By request, here is the code for get_file():
// Take the path to the file as a string and return a string with all that
// file's contents
char *get_file (char *dest) {
// Define variables that will be used
size_t length;
FILE* file;
char* data;
file = fopen(dest, "rb");
// Go to end of stream
fseek(file, 0, SEEK_END);
// Set the int length to the end seek value of the stream
length = ftell(file);
// Go back to the beginning of the stream for when we actually read contents
rewind(file);
// Define the size of the char array str
data = (char*) malloc(sizeof(char) * length + 1);
// Read the stream into the string str
fread(data, 1, length, file);
// Close the stream
fclose(file);
return data;
}
如果你对这篇内容有疑问,欢迎到本站社区发帖提问 参与讨论,获取更多帮助,或者扫码二维码加入 Web 技术交流群。
绑定邮箱获取回复消息
由于您还没有绑定你的真实邮箱,如果其他用户或者作者回复了您的评论,将不能在第一时间通知您!
发布评论
评论(1)
您是否传递了一个包含空字符的二进制文件?
get_file () 正确返回字符缓冲区,但是(例如),如果我给你的函数一个 .png 文件,缓冲区看起来像这样
(gdb) p data[0] @32
$5 = "\211PNG\r\n\032\n\000\000\000\rIHDR\000\000\003\346\000\000\002\230\b\006\000\000\000\376? ”
可以看到PNG\r\n后面有空字符,所以不能真正把get_file()的返回值当成字符串。您需要将其视为字符数组并手动返回总长度,而不是依赖于空终止。
然后,正如目前所写的那样,您不能依赖 strtok,因为它在遇到第一个空字符后会停止处理。您可以通过传递数据并将所有空字符转换为其他字符来解决此问题,或者您可以实现一个适用于给定长度的缓冲区的 strtok 版本。
Are you passing a binary file with null characters in it?

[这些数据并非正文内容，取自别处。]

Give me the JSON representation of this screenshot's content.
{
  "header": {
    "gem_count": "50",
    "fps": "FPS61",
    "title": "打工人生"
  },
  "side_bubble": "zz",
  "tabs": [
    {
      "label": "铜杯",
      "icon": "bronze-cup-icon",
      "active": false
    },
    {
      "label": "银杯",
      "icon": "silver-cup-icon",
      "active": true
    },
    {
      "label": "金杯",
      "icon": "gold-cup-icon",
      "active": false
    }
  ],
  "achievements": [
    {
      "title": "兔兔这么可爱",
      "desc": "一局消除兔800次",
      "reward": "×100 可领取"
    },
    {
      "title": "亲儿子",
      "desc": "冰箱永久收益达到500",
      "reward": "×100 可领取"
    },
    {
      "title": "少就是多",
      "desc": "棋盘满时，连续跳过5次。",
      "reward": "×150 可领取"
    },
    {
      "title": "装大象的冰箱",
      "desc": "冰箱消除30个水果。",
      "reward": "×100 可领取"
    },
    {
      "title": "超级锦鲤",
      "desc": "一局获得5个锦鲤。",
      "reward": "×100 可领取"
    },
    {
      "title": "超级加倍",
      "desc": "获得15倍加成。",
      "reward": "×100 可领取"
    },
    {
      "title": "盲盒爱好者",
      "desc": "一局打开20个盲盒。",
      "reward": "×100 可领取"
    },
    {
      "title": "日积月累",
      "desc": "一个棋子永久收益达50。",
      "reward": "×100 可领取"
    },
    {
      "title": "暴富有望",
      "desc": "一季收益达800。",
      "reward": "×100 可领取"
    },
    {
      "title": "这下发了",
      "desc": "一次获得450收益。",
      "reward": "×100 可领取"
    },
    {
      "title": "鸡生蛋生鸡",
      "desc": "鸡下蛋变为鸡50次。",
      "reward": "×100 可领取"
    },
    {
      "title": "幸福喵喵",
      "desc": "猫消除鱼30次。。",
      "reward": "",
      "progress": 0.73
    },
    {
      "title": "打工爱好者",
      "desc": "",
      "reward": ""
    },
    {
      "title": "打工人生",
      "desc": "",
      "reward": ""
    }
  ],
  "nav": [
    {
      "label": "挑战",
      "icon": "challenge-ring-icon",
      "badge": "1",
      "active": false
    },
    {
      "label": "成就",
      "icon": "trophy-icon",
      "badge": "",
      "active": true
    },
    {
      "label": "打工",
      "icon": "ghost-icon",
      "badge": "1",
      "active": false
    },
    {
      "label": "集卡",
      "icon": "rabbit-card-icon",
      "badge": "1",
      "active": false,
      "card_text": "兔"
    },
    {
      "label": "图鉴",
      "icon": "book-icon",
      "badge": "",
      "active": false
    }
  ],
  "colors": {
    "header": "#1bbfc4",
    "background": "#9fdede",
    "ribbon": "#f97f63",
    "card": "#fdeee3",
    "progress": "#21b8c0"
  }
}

get_file () is correctly returning a character buffer, but (for example), if I give your function a .png file the buffer looks like this
(gdb) p data[0] @32
$5 = "\211PNG\r\n\032\n\000\000\000\rIHDR\000\000\003\346\000\000\002\230\b\006\000\000\000\376?"
You can see that after the PNG\r\n, it has null characters, so you can't really treat the return value of get_file () as a string. You'd need to treat it like a character array and return the total length manually and not rely on null termination.
Then, as its currently written, you can't rely on strtok, since it stop processing after it hits your first null characters. You could work around this by doing a pass over your data and converting all the null characters into something else, or you could implement a version of strtok that works on buffers of a given length.